As the leading platform for search-powered solutions, Elastic is no stranger to the ethics of technology — including how technology can innovate, expand, and grow with humanity’s best interests in mind.
“The human experience with technology is key,” says Carolyn. “Technology is and will continue to enhance human capability as a force for incredible good, provided we, as humans, continue to take responsibility for what we are innovating and how it is used. Setting high standards for behaviors that promote trust and ensure ethics are built into technology, in the same way that security and data privacy drive our engineering practices, will be critical to the future of this rapidly evolving technology.”
With each business decision, Carolyn considers how to address bias in the machine, data privacy, security, use rights, transparency, and explainability in how information is being used.
For Carolyn, there’s no other option. “If businesses don’t take a leadership role in driving business integrity, working in partnership with government and society, we will inevitably see a fragmentation of regulation that will slow down innovation and our ability to provide technology to the world that improves the human experience,” she says.

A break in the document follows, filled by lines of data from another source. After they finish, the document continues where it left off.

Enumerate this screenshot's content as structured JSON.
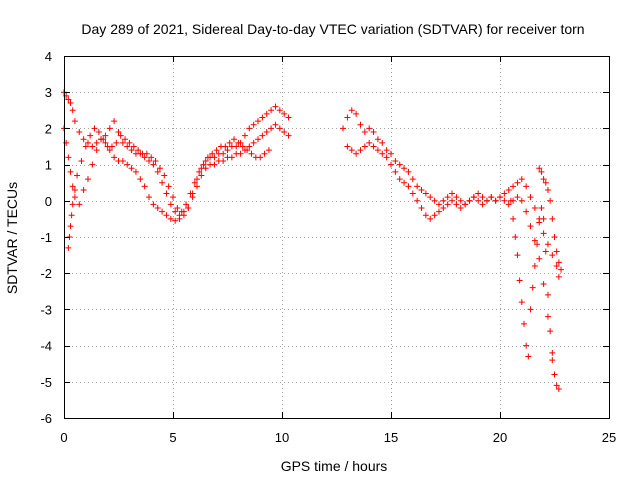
{
  "chart_data": {
    "type": "scatter",
    "title": "Day 289 of 2021, Sidereal Day-to-day VTEC variation (SDTVAR) for receiver torn",
    "xlabel": "GPS time / hours",
    "ylabel": "SDTVAR / TECUs",
    "xlim": [
      0,
      25
    ],
    "ylim": [
      -6,
      4
    ],
    "xticks": [
      0,
      5,
      10,
      15,
      20,
      25
    ],
    "yticks": [
      -6,
      -5,
      -4,
      -3,
      -2,
      -1,
      0,
      1,
      2,
      3,
      4
    ],
    "grid": true,
    "marker": "plus",
    "color": "#ff0000",
    "series": [
      {
        "name": "SDTVAR",
        "x": [
          0.0,
          0.1,
          0.2,
          0.3,
          0.4,
          0.5,
          0.7,
          0.9,
          1.1,
          1.3,
          1.5,
          1.7,
          1.9,
          2.1,
          2.3,
          2.5,
          2.7,
          2.9,
          3.1,
          3.3,
          3.5,
          3.7,
          3.9,
          4.1,
          4.3,
          4.5,
          4.7,
          4.9,
          5.1,
          5.3,
          5.5,
          5.7,
          5.9,
          6.1,
          6.3,
          6.5,
          6.7,
          6.9,
          7.1,
          7.3,
          7.5,
          7.7,
          7.9,
          8.1,
          8.3,
          8.5,
          8.7,
          8.9,
          9.1,
          9.3,
          9.5,
          9.7,
          9.9,
          10.1,
          10.3
        ],
        "y": [
          3.0,
          2.9,
          2.8,
          2.7,
          2.5,
          2.2,
          1.9,
          1.7,
          1.6,
          1.5,
          1.6,
          1.7,
          1.8,
          2.0,
          2.2,
          1.9,
          1.6,
          1.5,
          1.4,
          1.3,
          1.3,
          1.2,
          1.1,
          1.0,
          0.8,
          0.5,
          0.2,
          -0.1,
          -0.3,
          -0.4,
          -0.3,
          -0.2,
          0.2,
          0.6,
          0.9,
          1.1,
          1.2,
          1.2,
          1.3,
          1.3,
          1.4,
          1.5,
          1.5,
          1.6,
          1.8,
          2.0,
          2.1,
          2.2,
          2.3,
          2.4,
          2.5,
          2.6,
          2.5,
          2.4,
          2.3
        ]
      },
      {
        "name": "SDTVAR",
        "x": [
          0.0,
          0.1,
          0.2,
          0.3,
          0.4,
          0.5,
          0.7,
          0.9,
          1.1,
          1.3,
          1.5,
          1.7,
          1.9,
          2.1,
          2.3,
          2.5,
          2.7,
          2.9,
          3.1,
          3.3,
          3.5,
          3.7,
          3.9,
          4.1,
          4.3,
          4.5,
          4.7,
          4.9,
          5.1,
          5.3,
          5.5,
          5.7,
          5.9,
          6.1,
          6.3,
          6.5,
          6.7,
          6.9,
          7.1,
          7.3,
          7.5,
          7.7,
          7.9,
          8.1,
          8.3,
          8.5,
          8.7,
          8.9,
          9.1,
          9.3,
          9.5,
          9.7,
          9.9,
          10.1,
          10.3
        ],
        "y": [
          2.0,
          1.6,
          1.2,
          0.8,
          0.4,
          0.1,
          -0.1,
          0.3,
          0.6,
          1.0,
          1.4,
          1.7,
          1.6,
          1.4,
          1.2,
          1.1,
          1.1,
          1.0,
          0.9,
          0.8,
          0.6,
          0.4,
          0.1,
          -0.1,
          -0.2,
          -0.3,
          -0.4,
          -0.5,
          -0.55,
          -0.5,
          -0.4,
          -0.2,
          0.1,
          0.4,
          0.7,
          0.9,
          1.0,
          1.0,
          1.1,
          1.1,
          1.2,
          1.2,
          1.3,
          1.3,
          1.4,
          1.5,
          1.6,
          1.7,
          1.8,
          1.9,
          2.0,
          2.1,
          2.0,
          1.9,
          1.8
        ]
      },
      {
        "name": "SDTVAR",
        "x": [
          0.2,
          0.25,
          0.3,
          0.35,
          0.4,
          0.5,
          0.6,
          0.8,
          1.0,
          1.2,
          1.4,
          1.6,
          1.8,
          2.0,
          2.2,
          2.4,
          2.6,
          2.8,
          3.0,
          3.2,
          3.4,
          3.6,
          3.8,
          4.0,
          4.2,
          4.4,
          4.6,
          4.8,
          5.0,
          5.2,
          5.4,
          5.6,
          5.8,
          6.0,
          6.2,
          6.4,
          6.6,
          6.8,
          7.0,
          7.2,
          7.4,
          7.6,
          7.8,
          8.0,
          8.2,
          8.4,
          8.6,
          8.8,
          9.0,
          9.2,
          9.4
        ],
        "y": [
          -1.3,
          -1.0,
          -0.7,
          -0.4,
          -0.1,
          0.3,
          0.7,
          1.1,
          1.5,
          1.8,
          2.0,
          1.9,
          1.7,
          1.5,
          1.5,
          1.6,
          1.8,
          1.7,
          1.6,
          1.5,
          1.4,
          1.3,
          1.3,
          1.2,
          1.1,
          0.9,
          0.7,
          0.4,
          0.1,
          -0.2,
          -0.3,
          -0.1,
          0.2,
          0.5,
          0.8,
          1.0,
          1.2,
          1.3,
          1.4,
          1.5,
          1.5,
          1.6,
          1.7,
          1.6,
          1.5,
          1.4,
          1.3,
          1.2,
          1.2,
          1.3,
          1.4
        ]
      },
      {
        "name": "SDTVAR",
        "x": [
          12.8,
          13.0,
          13.2,
          13.4,
          13.6,
          13.8,
          14.0,
          14.2,
          14.4,
          14.6,
          14.8,
          15.0,
          15.2,
          15.4,
          15.6,
          15.8,
          16.0,
          16.2,
          16.4,
          16.6,
          16.8,
          17.0,
          17.2,
          17.4,
          17.6,
          17.8,
          18.0,
          18.2,
          18.4,
          18.6,
          18.8,
          19.0,
          19.2,
          19.4,
          19.6,
          19.8,
          20.0,
          20.2,
          20.4,
          20.6,
          20.8,
          21.0,
          21.2,
          21.4,
          21.6,
          21.8,
          22.0,
          22.2,
          22.4,
          22.6,
          22.7
        ],
        "y": [
          2.0,
          2.3,
          2.5,
          2.4,
          2.1,
          1.9,
          2.0,
          1.9,
          1.7,
          1.6,
          1.4,
          1.3,
          1.1,
          1.0,
          0.9,
          0.8,
          0.6,
          0.4,
          0.3,
          0.2,
          0.1,
          0.0,
          -0.1,
          0.0,
          0.1,
          0.2,
          0.1,
          0.0,
          -0.1,
          0.0,
          0.1,
          0.2,
          0.1,
          0.0,
          0.1,
          0.0,
          0.1,
          0.2,
          0.3,
          0.4,
          0.5,
          0.6,
          0.4,
          0.1,
          -0.2,
          -0.5,
          -0.9,
          -1.2,
          -1.5,
          -1.8,
          -2.1
        ]
      },
      {
        "name": "SDTVAR",
        "x": [
          13.0,
          13.2,
          13.4,
          13.6,
          13.8,
          14.0,
          14.2,
          14.4,
          14.6,
          14.8,
          15.0,
          15.2,
          15.4,
          15.6,
          15.8,
          16.0,
          16.2,
          16.4,
          16.6,
          16.8,
          17.0,
          17.2,
          17.4,
          17.6,
          17.8,
          18.0,
          18.2,
          18.4,
          18.6,
          18.8,
          19.0,
          19.2,
          19.4,
          19.6,
          19.8,
          20.0,
          20.2,
          20.4,
          20.6,
          20.8,
          21.0,
          21.2,
          21.4,
          21.6,
          21.8,
          22.0,
          22.2,
          22.4
        ],
        "y": [
          1.5,
          1.4,
          1.3,
          1.4,
          1.5,
          1.6,
          1.5,
          1.4,
          1.3,
          1.2,
          1.0,
          0.8,
          0.6,
          0.5,
          0.4,
          0.2,
          0.0,
          -0.2,
          -0.4,
          -0.5,
          -0.4,
          -0.3,
          -0.2,
          -0.1,
          0.0,
          -0.1,
          -0.2,
          -0.1,
          0.0,
          0.1,
          0.0,
          -0.1,
          0.0,
          0.1,
          0.0,
          0.1,
          0.0,
          -0.1,
          0.0,
          0.1,
          0.0,
          -0.3,
          -0.7,
          -1.1,
          -1.6,
          -2.3,
          -3.2,
          -4.2
        ]
      },
      {
        "name": "SDTVAR",
        "x": [
          20.5,
          20.6,
          20.7,
          20.8,
          20.9,
          21.0,
          21.1,
          21.2,
          21.3,
          21.4,
          21.5,
          21.6,
          21.7,
          21.8,
          21.9,
          22.0,
          22.1,
          22.2,
          22.3,
          22.4,
          22.5,
          22.6,
          22.7
        ],
        "y": [
          0.0,
          -0.5,
          -1.0,
          -1.5,
          -2.2,
          -2.8,
          -3.4,
          -4.0,
          -4.3,
          -3.0,
          -2.4,
          -1.8,
          -1.2,
          -0.6,
          -0.2,
          -0.5,
          -1.4,
          -2.6,
          -3.6,
          -4.4,
          -4.8,
          -5.1,
          -5.2
        ]
      },
      {
        "name": "SDTVAR",
        "x": [
          21.8,
          21.9,
          22.0,
          22.1,
          22.2,
          22.3,
          22.4,
          22.5,
          22.6,
          22.7,
          22.8
        ],
        "y": [
          0.9,
          0.8,
          0.6,
          0.5,
          0.3,
          0.0,
          -0.5,
          -1.0,
          -1.4,
          -1.7,
          -1.9
        ]
      }
    ]
  }
}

4 Tips for Leading With Business Integrity
If you sat down with Carolyn, she might tell you that she has the best job in the world.
“Working with a leadership team and board that consistently demonstrates honesty, kindness, transparency, and care for our customers and our employees motivates me to give my best every day,” she shares.
Business integrity has been a key player in Carolyn’s love for her work — as well as her success. She leaves us with four tips for how others can lead with business integrity, too.
- Prioritize diversity, inclusion, equity, and belonging. “We must foster an environment at work where we encourage everyone to have a seat at the table and demonstrate through our actions that their voice matters. This not only fosters greater innovation, but it provides the assurance that any behavior not aligned with the company values will be addressed appropriately to avoid the perpetuation of undesirable behavior,” says Carolyn.
- Consider environmental impact. “Addressing climate change is everyone’s responsibility, and stakeholders expect companies to pay attention to their operational impact on the environment. Technology can have a negative impact on the environment or a positive impact — and it is only through intentional focus that we will be a force for good in this critical area,” says Carolyn.
- Center good governance. “This requires active review and implementation of regulation. Business leaders must take responsibility for their actions. When we lead with business integrity, we know that doing good will lead to trust and ultimately to stakeholder stickiness. Our employees will be more motivated to innovate and our customers will be more likely to partner with us and to stay with us,” says Carolyn.
- Embrace a healthy dose of humility. “This last point is too often not considered — and massively underrated. Having humility as a leader is not a sign of weakness or lack of knowledge. Quite the contrary. The importance of humility is that it can expose flaws and blind spots in one’s knowledge and leads to greater curiosity and vulnerability,” says Carolyn.